Eric J. Small, MD, of the University of California at San Francisco, discussed what he thought went wrong for cabozantinib (Cometriq) in the ­COMET-1 trial, yet another example of a phase III trial that failed to deliver on the promise of phase II results.

“Although this was a negative study, cabozantinib is an active agent. The activity observed was in intermediate endpoints, however, and not in the primary endpoint of the study, survival. In my opinion, the toxicity of the drug may have contributed to the negative results. Although overall negative, the greater impact on survival of cabozantinib in men with visceral metastases bears further study,” Dr. Small said.

Furthermore, Dr. Small found the improved survival in patients with visceral metastasis of interest. “Here is an agent that might be suitable for these patients, who typically have a worse response. Developing predictive and prognostic markers in this group of patients is a priority,” he stated.

“Most of us were astonished by the striking improvement in bone scans on cabozantinib in the phase II trials,” Dr. Small said. “But red flags were raised by the early data.”

Considerable Toxicity

“Cabozantinib came on the scene in the setting of extraordinary responses, but with considerable toxicity. Dose reductions were needed in 70% of patients in the phase II experience,” he continued.

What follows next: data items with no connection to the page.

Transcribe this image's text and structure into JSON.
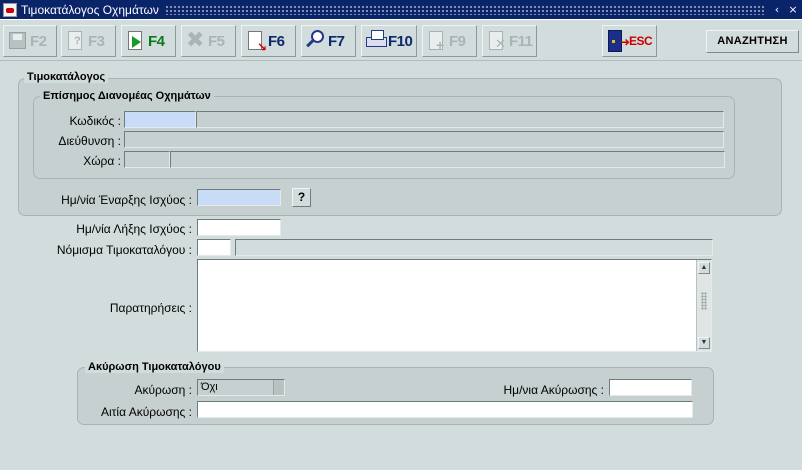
{
  "window": {
    "title": "Τιμοκατάλογος Οχημάτων",
    "minimize": "‹",
    "close": "×"
  },
  "toolbar": {
    "buttons": [
      {
        "key": "F2",
        "icon": "save-icon",
        "enabled": false
      },
      {
        "key": "F3",
        "icon": "help-doc-icon",
        "enabled": false
      },
      {
        "key": "F4",
        "icon": "new-record-icon",
        "enabled": true
      },
      {
        "key": "F5",
        "icon": "delete-icon",
        "enabled": false
      },
      {
        "key": "F6",
        "icon": "clear-doc-icon",
        "enabled": true
      },
      {
        "key": "F7",
        "icon": "search-icon",
        "enabled": true
      },
      {
        "key": "F10",
        "icon": "print-icon",
        "enabled": true
      },
      {
        "key": "F9",
        "icon": "add-doc-icon",
        "enabled": false
      },
      {
        "key": "F11",
        "icon": "remove-doc-icon",
        "enabled": false
      },
      {
        "key": "ESC",
        "icon": "exit-door-icon",
        "enabled": true
      }
    ],
    "mode_label": "ΑΝΑΖΗΤΗΣΗ"
  },
  "price_list": {
    "group_title": "Τιμοκατάλογος",
    "distributor": {
      "group_title": "Επίσημος Διανομέας Οχημάτων",
      "code_label": "Κωδικός :",
      "code_value": "",
      "code_name": "",
      "address_label": "Διεύθυνση :",
      "address_value": "",
      "country_label": "Χώρα :",
      "country_code": "",
      "country_name": ""
    },
    "start_date_label": "Ημ/νία Έναρξης Ισχύος :",
    "start_date_value": "",
    "lov_button": "?"
  },
  "end_date_label": "Ημ/νία Λήξης Ισχύος :",
  "end_date_value": "",
  "currency_label": "Νόμισμα Τιμοκαταλόγου :",
  "currency_code": "",
  "currency_name": "",
  "remarks_label": "Παρατηρήσεις :",
  "remarks_value": "",
  "cancellation": {
    "group_title": "Ακύρωση Τιμοκαταλόγου",
    "cancel_label": "Ακύρωση :",
    "cancel_value": "Όχι",
    "cancel_date_label": "Ημ/νια Ακύρωσης :",
    "cancel_date_value": "",
    "reason_label": "Αιτία Ακύρωσης :",
    "reason_value": ""
  },
  "colors": {
    "titlebar": "#0a246a",
    "background": "#d3dcdc",
    "focus_field": "#c8dcf8",
    "exit_red": "#cc0000"
  }
}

At that time, 40 mg was determined as the lowest effective dose. A multicenter nonrandomized trial compared 40 mg with 100 mg, and the 100-mg dose was deemed too toxic, since 84% of patients required dose reductions.

“COMET-1 dosed cabozantinib at 60 mg, thereby allowing patients to undergo a dose reduction if needed and still be dosed at the lowest effective dose. About 70% of patients had a grade 3 or higher adverse event, and one-third discontinued treatment due to toxicity,” he said.

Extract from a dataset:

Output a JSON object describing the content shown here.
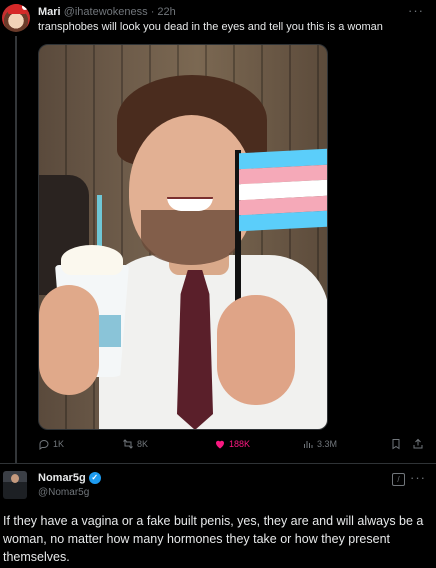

The fact that more patients had dose reductions of cabozantinib on 60 mg in COMET-1 than on 40 mg in the phase II trials (60% vs 31%, respectively) argues that there may be a toxicity threshold just above 40 mg, Dr. Small suggested. 

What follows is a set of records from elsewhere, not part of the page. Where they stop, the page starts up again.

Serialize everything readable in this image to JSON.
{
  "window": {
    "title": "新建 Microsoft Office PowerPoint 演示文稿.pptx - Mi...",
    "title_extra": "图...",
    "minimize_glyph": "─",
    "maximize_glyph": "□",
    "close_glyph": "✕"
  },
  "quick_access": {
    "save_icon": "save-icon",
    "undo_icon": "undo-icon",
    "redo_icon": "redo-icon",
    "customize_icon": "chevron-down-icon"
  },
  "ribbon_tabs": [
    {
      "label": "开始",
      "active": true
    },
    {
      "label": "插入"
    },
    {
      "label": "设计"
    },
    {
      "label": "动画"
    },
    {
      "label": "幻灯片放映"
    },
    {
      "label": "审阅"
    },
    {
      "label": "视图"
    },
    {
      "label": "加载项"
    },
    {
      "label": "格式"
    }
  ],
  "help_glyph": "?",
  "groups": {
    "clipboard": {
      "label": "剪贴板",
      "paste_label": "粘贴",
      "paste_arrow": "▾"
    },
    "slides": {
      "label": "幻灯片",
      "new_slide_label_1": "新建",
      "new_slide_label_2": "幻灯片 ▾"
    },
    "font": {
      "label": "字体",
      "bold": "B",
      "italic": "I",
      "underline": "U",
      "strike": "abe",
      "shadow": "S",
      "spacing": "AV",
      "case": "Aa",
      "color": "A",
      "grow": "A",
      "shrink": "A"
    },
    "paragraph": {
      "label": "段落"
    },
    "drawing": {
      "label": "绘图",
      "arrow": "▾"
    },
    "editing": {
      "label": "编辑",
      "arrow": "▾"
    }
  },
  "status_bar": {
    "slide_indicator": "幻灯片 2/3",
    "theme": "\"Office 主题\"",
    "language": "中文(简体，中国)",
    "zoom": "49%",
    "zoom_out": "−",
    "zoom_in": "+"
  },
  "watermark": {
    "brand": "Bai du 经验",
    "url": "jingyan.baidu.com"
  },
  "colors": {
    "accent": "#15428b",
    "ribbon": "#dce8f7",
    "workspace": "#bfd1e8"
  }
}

Prior experience with cabozantinib as well as cabazitaxel (Jevtana) may be an additional factor influencing the phase III results. “The phase II trials were conducted at 14 sites experienced in giving cabozantinib, whereas this was not true in the phase III trial. It is also possible that prior use of cabazitaxel influenced results, because 24% of the phase II patients vs 38% of the ­COMET-1 patients were treated with prior cabazitaxel,” he elaborated. ■

Disclosure: Dr. Small reported no potential conflicts of interest.